If the current pandemic is making us rethink our approach and the demands of an Atmanirbhar Bharat have prompted this move, the people would like to understand the departures from earlier documents that specifically address such concerns.

Ideationally, this draft has many progressive features. Promoting ‘open science’ that would empower the public to access outputs of research funded by the governments, is one such. Setting up a national STI observatory as a ‘central repository for all kinds of data related to and generated from the STI ecosystem’ and a dedicated open-access portal for this purpose are important points delineated.

Similarly, to ensure all students and researchers access journal articles, ‘one nation, one subscription’ has been recommended in which the Central government would negotiate with and pay the journal publishers. Equally important are sophisticated software requiring periodic renewal. Besides journals, therefore, such software should also be brought under its umbrella. These initiatives, as many others, appear laudable, provided they avoid duplicity of efforts and are cost-effective, with security of data fully protected.

It is proposed that a Research Excellence Framework for higher educational institutions be evolved aiming at assessment of research. Would it conflict with the role of the assessment architecture of the NEP? Similarly, the ideas to establish higher education research centres in reputed research-focused universities/institutes, and to transform the existing R&D institutions to research universities require to be fleshed out in detail. Shouldn’t converting a scientific R&D institute to a research university negate the liberal idea of a university espoused in the NEP?

The draft recommends the expansion of the STI funding landscape and various measures to achieve the desired level of funding from the public and private sources.

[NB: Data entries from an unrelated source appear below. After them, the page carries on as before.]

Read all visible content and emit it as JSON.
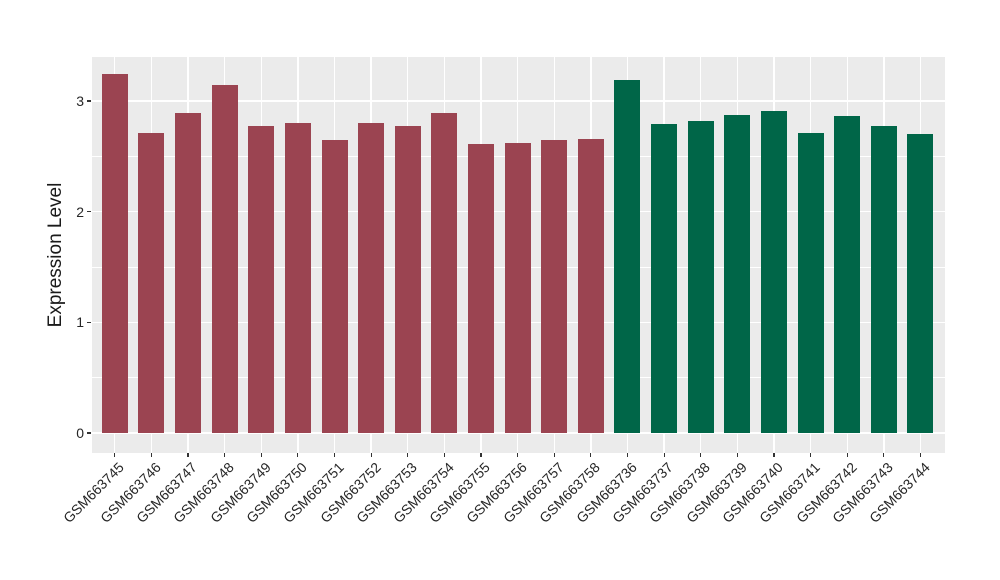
{
  "chart": {
    "panel_background": "#EBEBEB",
    "grid_color": "#FFFFFF",
    "axis_text_color": "#262626",
    "y_axis": {
      "title": "Expression Level",
      "tick_labels": [
        "0",
        "1",
        "2",
        "3"
      ],
      "tick_values": [
        0,
        1,
        2,
        3
      ],
      "minor_tick_values": [
        0.5,
        1.5,
        2.5
      ]
    }
  },
  "chart_data": {
    "type": "bar",
    "title": "",
    "xlabel": "",
    "ylabel": "Expression Level",
    "ylim": [
      0,
      3.4
    ],
    "grid": true,
    "legend": false,
    "categories": [
      "GSM663745",
      "GSM663746",
      "GSM663747",
      "GSM663748",
      "GSM663749",
      "GSM663750",
      "GSM663751",
      "GSM663752",
      "GSM663753",
      "GSM663754",
      "GSM663755",
      "GSM663756",
      "GSM663757",
      "GSM663758",
      "GSM663736",
      "GSM663737",
      "GSM663738",
      "GSM663739",
      "GSM663740",
      "GSM663741",
      "GSM663742",
      "GSM663743",
      "GSM663744"
    ],
    "values": [
      3.24,
      2.71,
      2.89,
      3.14,
      2.77,
      2.8,
      2.65,
      2.8,
      2.77,
      2.89,
      2.61,
      2.62,
      2.65,
      2.66,
      3.19,
      2.79,
      2.82,
      2.87,
      2.91,
      2.71,
      2.86,
      2.77,
      2.7
    ],
    "groups": [
      "A",
      "A",
      "A",
      "A",
      "A",
      "A",
      "A",
      "A",
      "A",
      "A",
      "A",
      "A",
      "A",
      "A",
      "B",
      "B",
      "B",
      "B",
      "B",
      "B",
      "B",
      "B",
      "B"
    ],
    "group_colors": {
      "A": "#9B4451",
      "B": "#006648"
    }
  }
}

Our R&D investment being sub-optimal by every conceivable standard, enhancement of funding is a fundamental necessity. But is there a need to set up a national STI financing authority and an STI development bank? Modifying/waiving the General Financial Rules for large-scale programmes and projects of national importance is also problematic. While bureaucratic and audit requirements often dampen innovation, they are also meant to ensure discipline and public accountability. This is an area where public consultations can provide meaningful solutions.

Other interesting features include fostering S&T-enabled entrepreneurship and mainstreaming grassroots innovation and traditional knowledge systems. While indigenisation of technology has been pursued for decades, it is not evident how a strategic technology development fund would be helpful. Including equity and inclusion “as a sub-text to all STI policies and programmes”, expanding women’s reservation to at least 30 per cent in all decision-making bodies, including in selection and evaluation committees, and promoting the representation of LGBTQ+ community are progressive measures, per se.

While the importance of scientific communication and public engagement has been duly highlighted, the significance of doing so in regional languages deserves to be highlighted.

Despite some inadequacies, the draft STIP is a crucial document that should spur wide discussion in the scientific and non-scientific communities. The final document should also begin with the vision and not have it at the end, as in the draft.